Cet album est un petit bijou. Le scénario est des plus plaisants, alternant avec brio les montées en tensions, les pauses humoristiques et les moments d'émotions. Séverine Gauthier propose une histoire pleine de poésie flirtant avec une ambiance de spleen que ne renieraient pas les nombreux poètes dont les écrits forment les interludes entre les chapitres. L'autrice a su créer un rythme prenant et efficace, qui ne laisse que peu de temps mort. Les lecteurs découvrent le monde du repos éternel et ses codes en suivant le personnage principal, qui se demande bien comment elle peut voir les trépassés et inversement. Les autres protagonistes sont tout aussi intéressants : l'ancien voisin qui lui vient en aide sous forme de spectre, ainsi que le duo comique et attachant formé par Charles et Théophile. Ces deux-là collectent les derniers soupirs pour la Mort, mais ne sont que du menu fretin dans la pyramide des employés.

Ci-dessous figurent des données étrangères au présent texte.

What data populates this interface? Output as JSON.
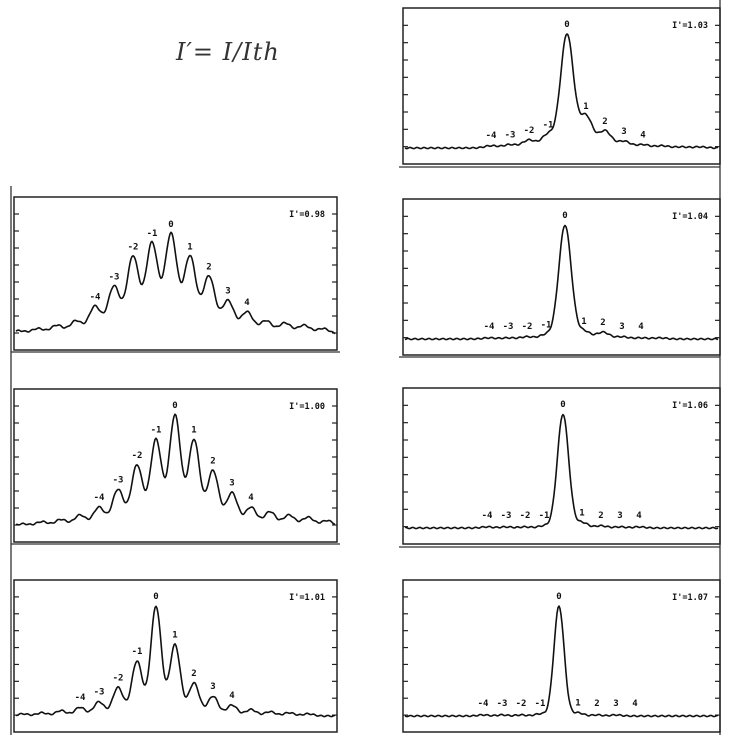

De plus, ils cumulent un passif d'erreurs et celle commise au début de l'histoire constitue la bévue de trop pour leur patronne. L'humour est omniprésent, qu'il s'agisse du caractère de certains personnage ou des nombreuses références avec le trépas. C'est le cas des très importantes racines de pissenlit.
Le ton du récit est magnifiquement retranscrit en image par Jérémie Almanza, bien connu des bédéphiles pour sa trilogie Eco entre autres. Son approche graphique trouve son inspiration dans la riche iconographie mortuaire mais aussi dans l'univers visuel du réalisateur Tim Burton. L'aspect des personnages est à la fois doux et quelque peu effrayant. La Mort bénéficie d'une esthétique intéressante, mise en valeur par les choix de composition des planches. Le dessinateur assure également la colorisation de l'album et renforce le ton souhaité par la scénariste.
Ce premier tome des Royaumes muets est une réussite. Ce joli conte empreint de gothique et de poésie ne laissera pas les lecteurs insensibles, quel que soit leur âge.